Honest fine print and the road ahead

Two cautions worth carrying forward. First, the continuous warning from the previous rung still bites here, doubled: a joint density f(x, y) is not a probability and can exceed 1; probability is *volume* under the surface over a region, not the height at a point, and any single exact point (x, y) has probability zero. Second, conditioning on Y = y when Y is continuous is delicate, since P(Y = y) = 0 and you cannot literally divide by it — the conditional density is the well-defined limit that repairs this, but it is a genuine subtlety, not an obvious move. Both points are the same old lesson: in the continuous world, probability lives in areas and volumes, never at points.
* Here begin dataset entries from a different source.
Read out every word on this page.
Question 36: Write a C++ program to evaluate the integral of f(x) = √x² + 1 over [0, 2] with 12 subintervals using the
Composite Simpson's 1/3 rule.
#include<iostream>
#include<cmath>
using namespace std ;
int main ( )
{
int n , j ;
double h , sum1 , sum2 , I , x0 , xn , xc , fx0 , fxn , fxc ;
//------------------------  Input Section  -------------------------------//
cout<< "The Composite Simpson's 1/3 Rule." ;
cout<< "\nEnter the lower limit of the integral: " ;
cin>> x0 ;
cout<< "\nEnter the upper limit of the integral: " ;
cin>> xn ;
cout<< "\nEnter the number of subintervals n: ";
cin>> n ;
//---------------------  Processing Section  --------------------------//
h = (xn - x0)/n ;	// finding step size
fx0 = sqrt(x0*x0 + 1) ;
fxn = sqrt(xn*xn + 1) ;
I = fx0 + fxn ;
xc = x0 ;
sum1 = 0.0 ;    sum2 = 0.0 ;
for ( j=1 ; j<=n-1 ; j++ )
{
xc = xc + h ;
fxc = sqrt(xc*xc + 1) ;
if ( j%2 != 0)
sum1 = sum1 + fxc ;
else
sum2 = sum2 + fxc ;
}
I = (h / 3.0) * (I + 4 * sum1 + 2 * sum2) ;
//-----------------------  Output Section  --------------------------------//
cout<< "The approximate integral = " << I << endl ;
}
With the joint, marginal, and conditional firmly in hand, the rest of the rung becomes a tour of questions you ask of one master table. Guide 2 asks when the table *factors* — independence. Guides 3 and 4 ask how to *measure* the dependence with one number, through covariance and the correlation coefficient, and warn that a zero there does not prove independence. Guide 5 uses conditioning to compute the variance of a sum and to state the law of total expectation and variance. Every one of them lives inside the picture you just built: the joint distribution, read by flattening or by slicing.